'Sound of My Voice' a tense low-budget thriller
Updated: 2011-01-27 16:37
PARK CITY, Utah – The cinema world may one day give much thanks to the anthropology department of Georgetown University.
While studying there, Zai Batmanglij met Brit Marling and Mike Cahill and together they began making short films. Cahill and Marling are responsible for the first major discovery of Sundance 2011, the astonishing sci-fi piece "Another Earth." Now Batmanglij and Marling deliver another terrific and engrossing venture into speculative fiction, "Sound of My Voice."
Marling stars in both films as well as being their co-writer and co-producer. Each displays an inventive story line with believable characters caught up in extraordinary events where tension builds with each successive scene. And each ends abruptly with an ambiguous ending that delivers one of those ah-ha moments.
Batmanglij, an AFI grad making his first feature, has developed a story with Marling that requires production ingenuity rather than big bucks or a large cast. It deals with a subject that's hardly new to film, that of cults and their mysterious leaders, but does so with a fresh viewpoint and intriguing possibilities.
A Los Angeles couple, Peter (Christopher Denham) and Lorna (Nicole Vicius), infiltrates a San Fernando Valley-based cult with the idea of making a documentary expose of its charlatan leader. But the leader winds up scrambling all their expectations.
Some time before, one follower found a young woman, Maggie (Marling), wandering downtown in a dazed and physically compromised state. Rescued and nurtured back to health, Maggie now claims to have come from the future, from 2054, in fact. She gathers around her disciples who can benefit from her foreknowledge of a coming civil war.

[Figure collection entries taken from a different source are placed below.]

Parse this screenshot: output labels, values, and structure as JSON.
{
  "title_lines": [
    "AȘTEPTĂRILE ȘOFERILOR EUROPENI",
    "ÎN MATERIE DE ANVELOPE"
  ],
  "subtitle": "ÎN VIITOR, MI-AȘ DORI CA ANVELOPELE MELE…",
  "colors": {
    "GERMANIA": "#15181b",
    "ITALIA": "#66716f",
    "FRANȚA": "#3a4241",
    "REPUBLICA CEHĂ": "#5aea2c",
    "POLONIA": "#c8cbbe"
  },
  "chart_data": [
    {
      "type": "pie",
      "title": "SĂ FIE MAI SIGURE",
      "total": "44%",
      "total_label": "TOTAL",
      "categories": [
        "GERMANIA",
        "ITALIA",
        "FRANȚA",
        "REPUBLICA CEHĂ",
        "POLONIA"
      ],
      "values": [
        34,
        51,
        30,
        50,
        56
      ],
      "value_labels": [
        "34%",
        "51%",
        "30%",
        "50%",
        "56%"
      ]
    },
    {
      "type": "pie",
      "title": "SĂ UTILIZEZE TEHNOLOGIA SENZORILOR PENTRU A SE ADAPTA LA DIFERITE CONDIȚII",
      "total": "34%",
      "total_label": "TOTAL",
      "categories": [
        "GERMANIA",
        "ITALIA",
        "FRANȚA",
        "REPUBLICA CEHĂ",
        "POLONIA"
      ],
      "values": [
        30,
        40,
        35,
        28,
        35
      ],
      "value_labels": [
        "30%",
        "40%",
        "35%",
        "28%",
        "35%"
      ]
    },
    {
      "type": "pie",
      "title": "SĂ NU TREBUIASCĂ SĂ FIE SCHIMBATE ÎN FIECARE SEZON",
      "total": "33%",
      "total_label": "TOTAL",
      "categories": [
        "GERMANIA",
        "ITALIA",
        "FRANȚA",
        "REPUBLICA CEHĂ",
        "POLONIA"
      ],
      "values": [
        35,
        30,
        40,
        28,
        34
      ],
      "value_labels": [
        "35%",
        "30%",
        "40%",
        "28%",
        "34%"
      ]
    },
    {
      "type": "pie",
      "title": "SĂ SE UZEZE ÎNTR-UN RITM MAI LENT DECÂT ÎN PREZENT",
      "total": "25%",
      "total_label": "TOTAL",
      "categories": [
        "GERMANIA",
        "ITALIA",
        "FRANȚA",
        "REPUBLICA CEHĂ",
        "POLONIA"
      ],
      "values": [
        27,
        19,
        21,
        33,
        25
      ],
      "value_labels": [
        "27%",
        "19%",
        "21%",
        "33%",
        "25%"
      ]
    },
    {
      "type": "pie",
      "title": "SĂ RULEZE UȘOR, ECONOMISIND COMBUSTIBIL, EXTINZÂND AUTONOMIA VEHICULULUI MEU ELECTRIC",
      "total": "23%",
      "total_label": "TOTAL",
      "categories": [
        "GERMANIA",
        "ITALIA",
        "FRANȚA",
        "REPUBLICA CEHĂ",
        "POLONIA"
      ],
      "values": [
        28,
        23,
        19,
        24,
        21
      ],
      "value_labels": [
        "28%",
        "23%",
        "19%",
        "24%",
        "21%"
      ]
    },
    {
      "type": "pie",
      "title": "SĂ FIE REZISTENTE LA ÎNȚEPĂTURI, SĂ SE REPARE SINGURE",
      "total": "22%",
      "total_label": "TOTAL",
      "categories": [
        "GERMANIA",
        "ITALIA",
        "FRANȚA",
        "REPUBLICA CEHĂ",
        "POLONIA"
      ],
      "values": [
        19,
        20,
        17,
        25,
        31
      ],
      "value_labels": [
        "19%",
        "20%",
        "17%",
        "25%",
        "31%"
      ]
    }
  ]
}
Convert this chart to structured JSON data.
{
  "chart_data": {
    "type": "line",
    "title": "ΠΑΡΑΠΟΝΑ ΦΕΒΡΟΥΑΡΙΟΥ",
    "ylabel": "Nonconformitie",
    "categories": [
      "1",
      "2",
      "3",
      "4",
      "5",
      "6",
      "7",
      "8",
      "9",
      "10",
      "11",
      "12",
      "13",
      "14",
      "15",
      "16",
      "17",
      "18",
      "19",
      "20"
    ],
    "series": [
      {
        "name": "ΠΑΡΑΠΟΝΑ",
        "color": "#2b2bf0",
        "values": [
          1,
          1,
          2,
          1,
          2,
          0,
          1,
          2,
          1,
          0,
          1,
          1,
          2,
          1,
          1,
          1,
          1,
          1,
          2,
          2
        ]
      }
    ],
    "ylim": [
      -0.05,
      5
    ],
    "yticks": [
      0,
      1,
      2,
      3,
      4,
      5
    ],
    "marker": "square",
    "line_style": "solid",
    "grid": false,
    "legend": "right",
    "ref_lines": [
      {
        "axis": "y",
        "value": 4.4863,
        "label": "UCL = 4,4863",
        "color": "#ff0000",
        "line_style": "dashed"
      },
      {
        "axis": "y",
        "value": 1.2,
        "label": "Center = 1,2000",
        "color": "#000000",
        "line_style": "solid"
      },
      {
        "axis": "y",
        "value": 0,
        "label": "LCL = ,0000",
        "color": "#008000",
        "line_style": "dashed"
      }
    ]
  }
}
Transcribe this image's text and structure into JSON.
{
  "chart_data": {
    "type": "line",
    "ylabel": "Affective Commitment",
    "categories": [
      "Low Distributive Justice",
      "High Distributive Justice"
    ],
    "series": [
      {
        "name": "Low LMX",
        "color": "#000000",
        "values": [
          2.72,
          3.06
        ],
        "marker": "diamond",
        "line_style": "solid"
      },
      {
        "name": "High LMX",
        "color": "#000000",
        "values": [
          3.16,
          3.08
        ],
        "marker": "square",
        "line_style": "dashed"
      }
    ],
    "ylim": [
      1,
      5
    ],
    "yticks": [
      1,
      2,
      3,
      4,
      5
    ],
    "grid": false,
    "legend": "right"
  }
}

Since she is allergic to most things in the present day, she doesn't venture from a basement chamber and needs frequent blood transfusions and organic food grown obsessively by her followers.
As the newcomers get initiated into the small group, Maggie achieves an emotional breakthrough with Peter involving his troubled past. While this shakes him up, he maintains his cynicism but Lorna has her doubts -- about his cynicism. She suspects he is hooked on the leader in more ways than one.
There are ominous signs everywhere about Maggie's intentions. She insists her followers learn to subsist on foraged food. Another true believer (a cajoling Kandice Stroh) takes Lorna deep into a wooded area for target practice. Then Maggie demands that Peter bring a specific little girl to her.
The film is deliberately sketchy and impressionistic. You get snatches of backstory about the two infiltrators and Maggie relates her own story, to be believed or not. The actual intent of the cult and Maggie's plans remain hidden. What is clear is that the filmmakers are not going accept the couple's cynicism. Instead they raise the possibility that Maggie just may be telling the truth.
After all, audiences believed in all the time travel in three Terminator movies. So why not in a low-budget indie even if it contains not one scrap of sci-fi razzle-dazzle? Everything in this film is totally realistic. So the filmmakers slyly leave it up to their audience to determine what the film is actually about -- a time traveler or a dangerous impostor?
This is speculative fiction that goes a step or two beyond "The Twilight Zone." It's not reality stood on its head by surreal events but rather a reality where not all is seen or revealed, where other realities may exist.
A music score promotes a worrying mood but does so at higher decibels than necessary. Other tech credits are very good for what is clearly a super low budget.